くるみパンが缶コーヒーの下敷きになって、見るも無残にへしゃげている。
(極上の生地が、台無しじゃないか!)
おれは、闘牛のように吉井さんの机に突進し、猛然と袋に手を突っ込み、くるみパンを救出した……。

「どうしたんですか?」
いつの間に戻っていたのか、吉井さんは、これ以上ないというほど警戒した表情で、こっちを見ている。
(ま、マズい)
思わず手を離した瞬間、くるみパンは床に落下した。
「すみません!」
吉井さんはむっつりとした表情で、パンを拾うと席に着き、そのまま袋に押し込んだ。
「だいじょうぶです。どうせコンビニのパンですし」
(どうせ……?)
もう我慢できなかった。
「いや、こいつはコンビニレベルを超えてる」
「え?」
「ルヴァン種を採用してきちんと発酵させているから、小麦本来の味が生きててうまいんです。それにくるみも、カリフォルニア産の高級品だ。このクオリティでこんなに安いなんて、コンビニの企業努力には頭が下がりますよ」
ここまで言って、ようやくおれは気づいた。
(しまった! 絶対ヘンな奴だと思われた)
ところが、吉井さんはおずおずと微笑んで、
「桑田さんて、パンが好きなんですね……」と言った。
そうだ、おれは何よりパンを愛している。それのどこが悪いんだ。
「大好物です」
肩の力が抜けると、今度は自然に笑えた。
「吉井さんも、パンが好きなんですか?」
「え?」
「いつも昼はパンみたいだから」
「ああ」と小さくつぶやき、吉井さんは、
「食べやすいから食べていただけです。

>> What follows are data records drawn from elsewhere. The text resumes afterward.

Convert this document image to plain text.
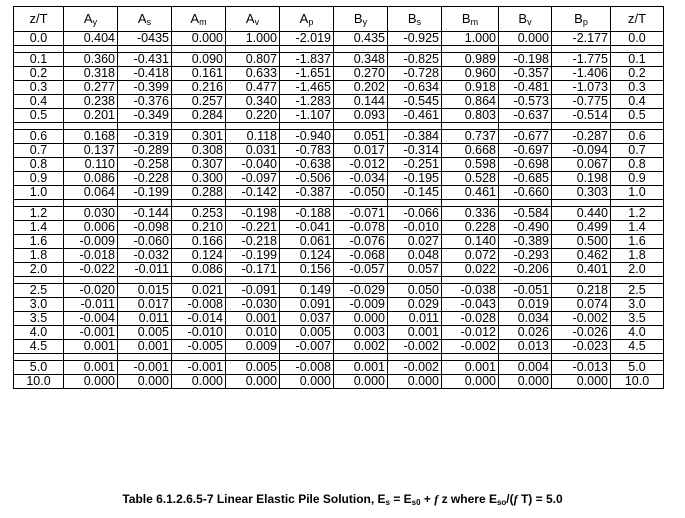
z/T	$A_y$	$A_s$	$A_m$	$A_v$	$A_p$	$B_y$	$B_s$	$B_m$	$B_v$	$B_p$	z/T
0.0	0.404	-0435	0.000	1.000	-2.019	0.435	-0.925	1.000	0.000	-2.177	0.0

0.1	0.360	-0.431	0.090	0.807	-1.837	0.348	-0.825	0.989	-0.198	-1.775	0.1
0.2	0.318	-0.418	0.161	0.633	-1.651	0.270	-0.728	0.960	-0.357	-1.406	0.2
0.3	0.277	-0.399	0.216	0.477	-1.465	0.202	-0.634	0.918	-0.481	-1.073	0.3
0.4	0.238	-0.376	0.257	0.340	-1.283	0.144	-0.545	0.864	-0.573	-0.775	0.4
0.5	0.201	-0.349	0.284	0.220	-1.107	0.093	-0.461	0.803	-0.637	-0.514	0.5

0.6	0.168	-0.319	0.301	0.118	-0.940	0.051	-0.384	0.737	-0.677	-0.287	0.6
0.7	0.137	-0.289	0.308	0.031	-0.783	0.017	-0.314	0.668	-0.697	-0.094	0.7
0.8	0.110	-0.258	0.307	-0.040	-0.638	-0.012	-0.251	0.598	-0.698	0.067	0.8
0.9	0.086	-0.228	0.300	-0.097	-0.506	-0.034	-0.195	0.528	-0.685	0.198	0.9
1.0	0.064	-0.199	0.288	-0.142	-0.387	-0.050	-0.145	0.461	-0.660	0.303	1.0

1.2	0.030	-0.144	0.253	-0.198	-0.188	-0.071	-0.066	0.336	-0.584	0.440	1.2
1.4	0.006	-0.098	0.210	-0.221	-0.041	-0.078	-0.010	0.228	-0.490	0.499	1.4
1.6	-0.009	-0.060	0.166	-0.218	0.061	-0.076	0.027	0.140	-0.389	0.500	1.6
1.8	-0.018	-0.032	0.124	-0.199	0.124	-0.068	0.048	0.072	-0.293	0.462	1.8
2.0	-0.022	-0.011	0.086	-0.171	0.156	-0.057	0.057	0.022	-0.206	0.401	2.0

2.5	-0.020	0.015	0.021	-0.091	0.149	-0.029	0.050	-0.038	-0.051	0.218	2.5
3.0	-0.011	0.017	-0.008	-0.030	0.091	-0.009	0.029	-0.043	0.019	0.074	3.0
3.5	-0.004	0.011	-0.014	0.001	0.037	0.000	0.011	-0.028	0.034	-0.002	3.5
4.0	-0.001	0.005	-0.010	0.010	0.005	0.003	0.001	-0.012	0.026	-0.026	4.0
4.5	0.001	0.001	-0.005	0.009	-0.007	0.002	-0.002	-0.002	0.013	-0.023	4.5

5.0	0.001	-0.001	-0.001	0.005	-0.008	0.001	-0.002	0.001	0.004	-0.013	5.0
10.0	0.000	0.000	0.000	0.000	0.000	0.000	0.000	0.000	0.000	0.000	10.0
Table 6.1.2.6.5-7 Linear Elastic Pile Solution, $E_s = E_{s0} + f$ z where $E_{so}/(f$ T) = 5.0
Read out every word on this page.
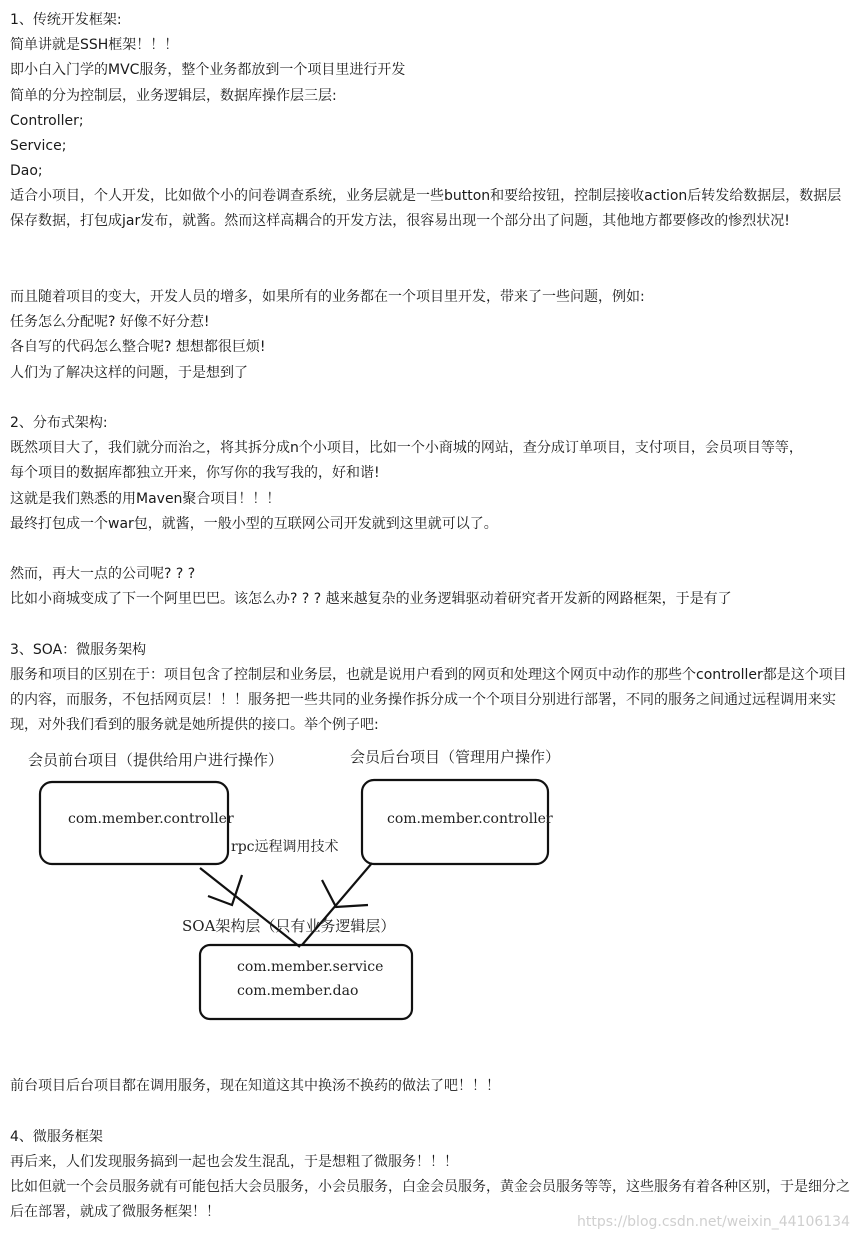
1、传统开发框架:
简单讲就是SSH框架！！！
即小白入门学的MVC服务，整个业务都放到一个项目里进行开发
简单的分为控制层，业务逻辑层，数据库操作层三层:
Controller;
Service;
Dao;
适合小项目，个人开发，比如做个小的问卷调查系统，业务层就是一些button和要给按钮，控制层接收action后转发给数据层，数据层保存数据，打包成jar发布，就酱。然而这样高耦合的开发方法，很容易出现一个部分出了问题，其他地方都要修改的惨烈状况!
而且随着项目的变大，开发人员的增多，如果所有的业务都在一个项目里开发，带来了一些问题，例如:
任务怎么分配呢? 好像不好分惹!
各自写的代码怎么整合呢? 想想都很巨烦!
人们为了解决这样的问题，于是想到了
2、分布式架构:
既然项目大了，我们就分而治之，将其拆分成n个小项目，比如一个小商城的网站，查分成订单项目，支付项目，会员项目等等，
每个项目的数据库都独立开来，你写你的我写我的，好和谐!
这就是我们熟悉的用Maven聚合项目！！！
最终打包成一个war包，就酱，一般小型的互联网公司开发就到这里就可以了。
然而，再大一点的公司呢? ? ?
比如小商城变成了下一个阿里巴巴。该怎么办? ? ? 越来越复杂的业务逻辑驱动着研究者开发新的网路框架，于是有了
3、SOA：微服务架构
服务和项目的区别在于：项目包含了控制层和业务层，也就是说用户看到的网页和处理这个网页中动作的那些个controller都是这个项目的内容，而服务，不包括网页层！！！服务把一些共同的业务操作拆分成一个个项目分别进行部署，不同的服务之间通过远程调用来实现，对外我们看到的服务就是她所提供的接口。举个例子吧:
会员前台项目（提供给用户进行操作）	会员后台项目（管理用户操作）
com.member.controller	com.member.controller
rpc远程调用技术
SOA架构层（只有业务逻辑层）
com.member.service
com.member.dao
前台项目后台项目都在调用服务，现在知道这其中换汤不换药的做法了吧！！！
4、微服务框架
再后来，人们发现服务搞到一起也会发生混乱，于是想粗了微服务！！！
比如但就一个会员服务就有可能包括大会员服务，小会员服务，白金会员服务，黄金会员服务等等，这些服务有着各种区别，于是细分之后在部署，就成了微服务框架！！
https://blog.csdn.net/weixin_44106134
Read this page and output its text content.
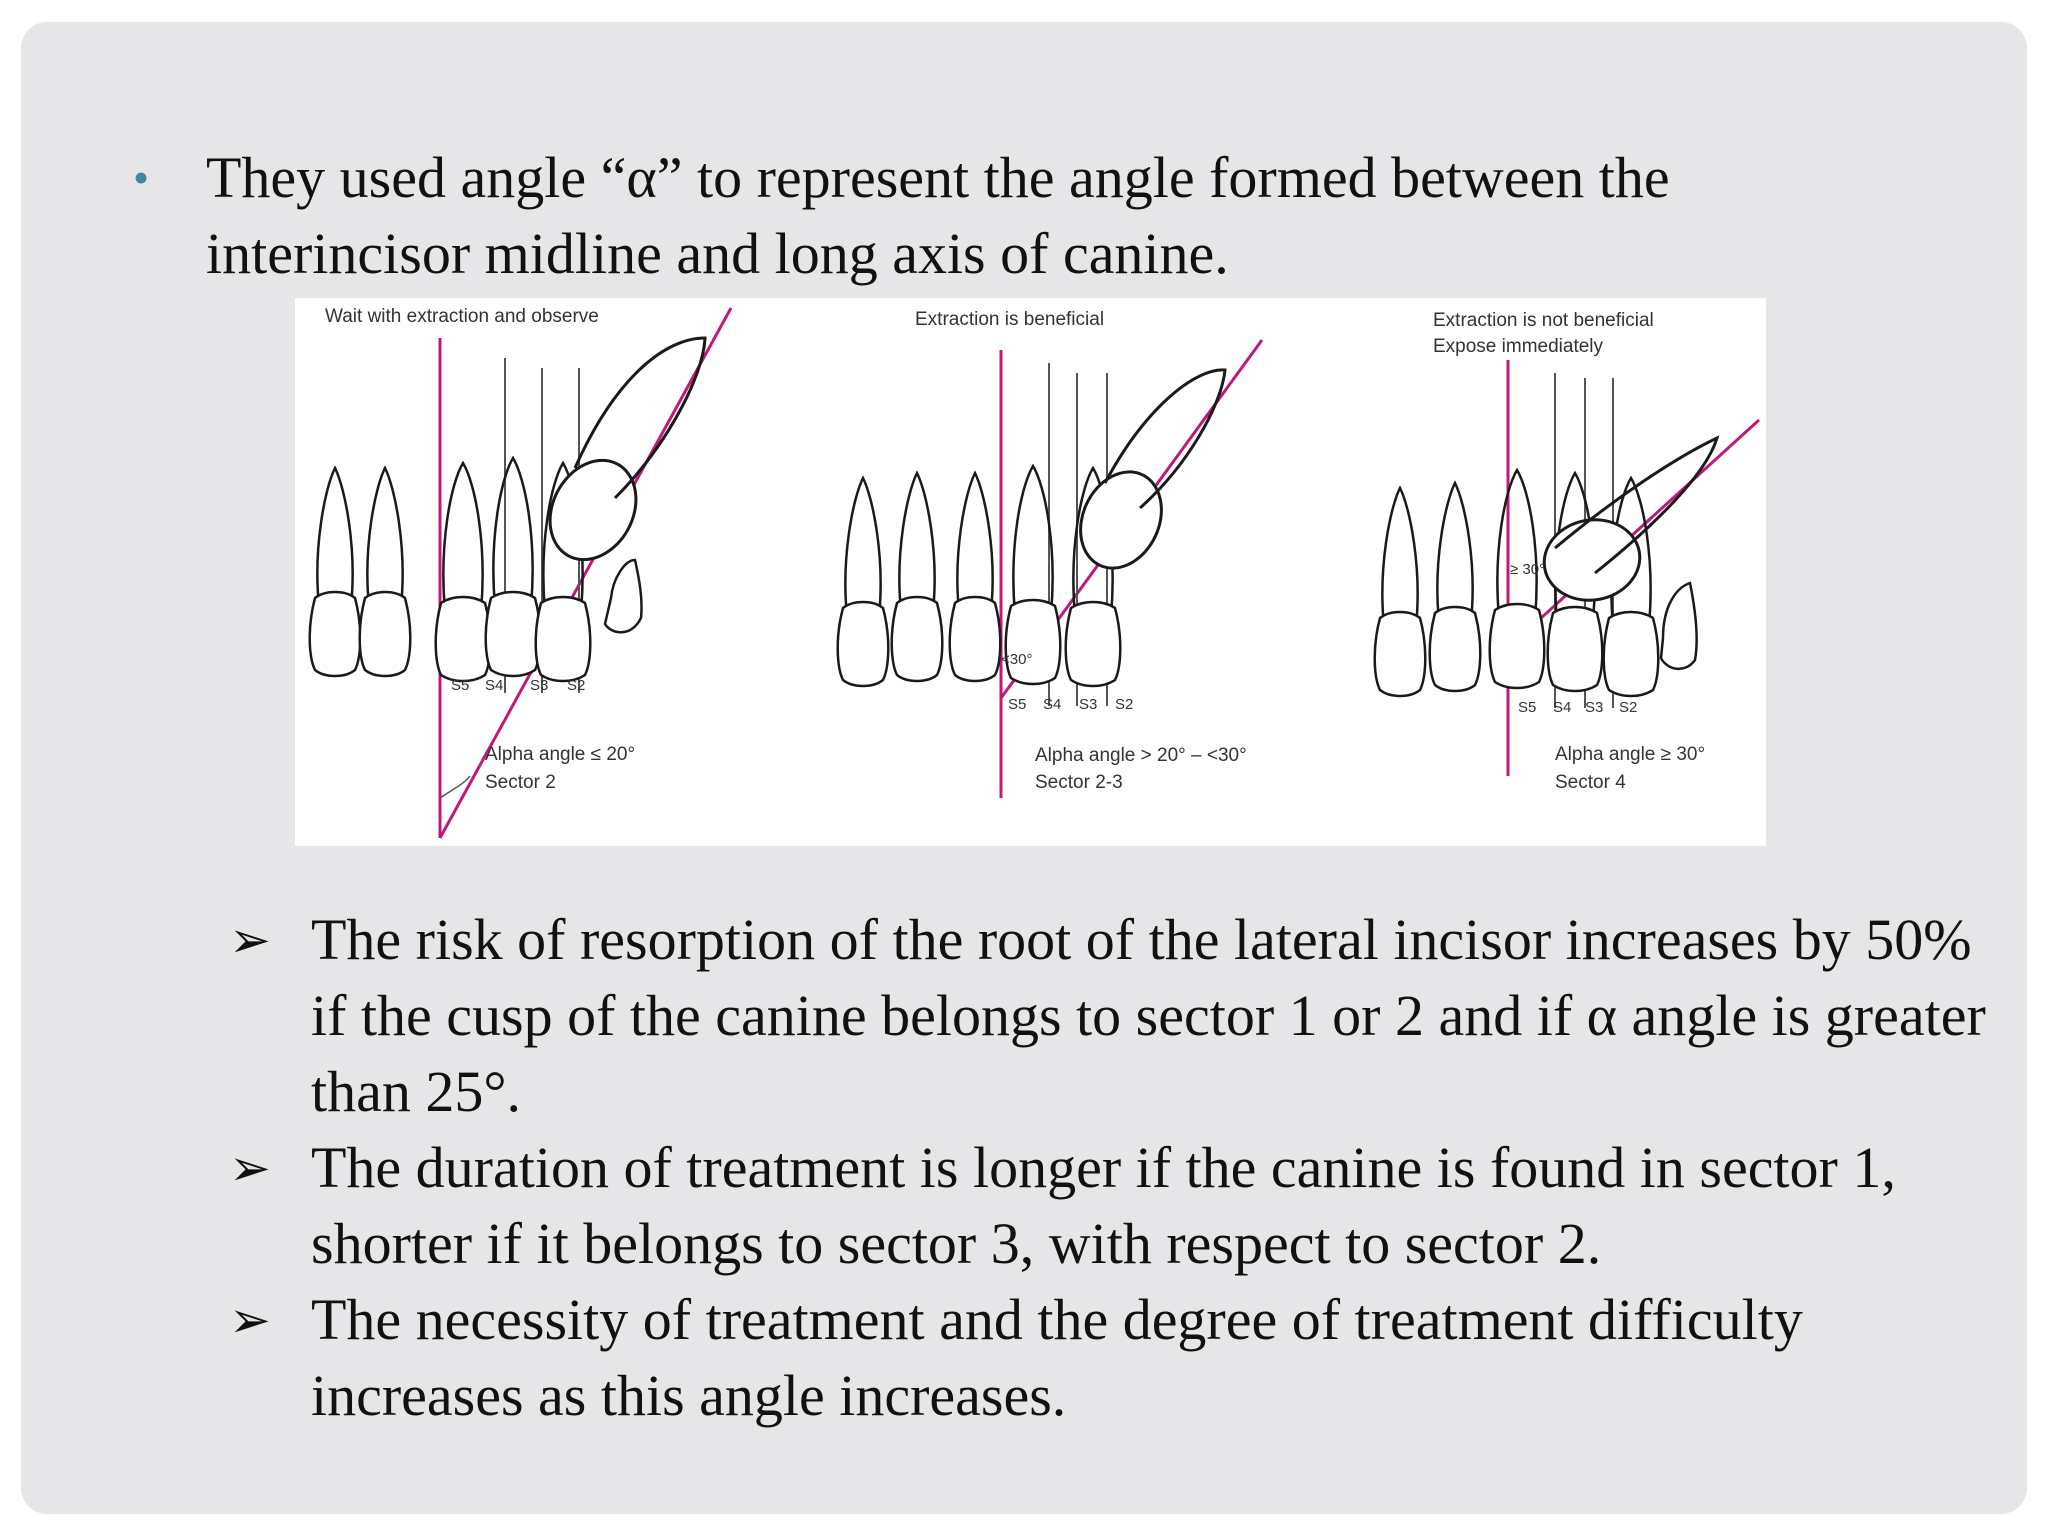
• They used angle “α” to represent the angle formed between the interincisor midline and long axis of canine.
Wait with extraction and observe
S5 S4 S3 S2
Alpha angle ≤ 20°
Sector 2
Extraction is beneficial
<30°
S5 S4 S3 S2
Alpha angle > 20° – <30°
Sector 2-3
Extraction is not beneficial
Expose immediately
≥ 30°
S5 S4 S3 S2
Alpha angle ≥ 30°
Sector 4
➢ The risk of resorption of the root of the lateral incisor increases by 50% if the cusp of the canine belongs to sector 1 or 2 and if α angle is greater than 25°.
➢ The duration of treatment is longer if the canine is found in sector 1, shorter if it belongs to sector 3, with respect to sector 2.
➢ The necessity of treatment and the degree of treatment difficulty increases as this angle increases.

味なんてわかりません」
と寂しそうにうつむいた。
「……わたし、実はすごく人見知りで。誰かとごはんを食べるなんて想像するだけでも胃が痛くなって。それで、コンビニで買って来たパンを、すぐに食べるようにしたんです。もう今は誘われることはないってわかっているのに、いまだに不安で、やめられないんです」
吉井さんの”感じの悪さ”は、極度の人見知りのせいだったのだ。誤解されて、どんなに辛かっただろう。
「こんな話、他の人にするのは初めてです。でも話したら、少しすっきりしました」

ホッとしたような彼女の笑顔を見ながら、おれは決めた。
今度、おれ史上ナンバーワンの、あの店のくるみパンを吉井さんに進呈しよう。不安を吹き飛ばすような、とっておきのうまいやつを。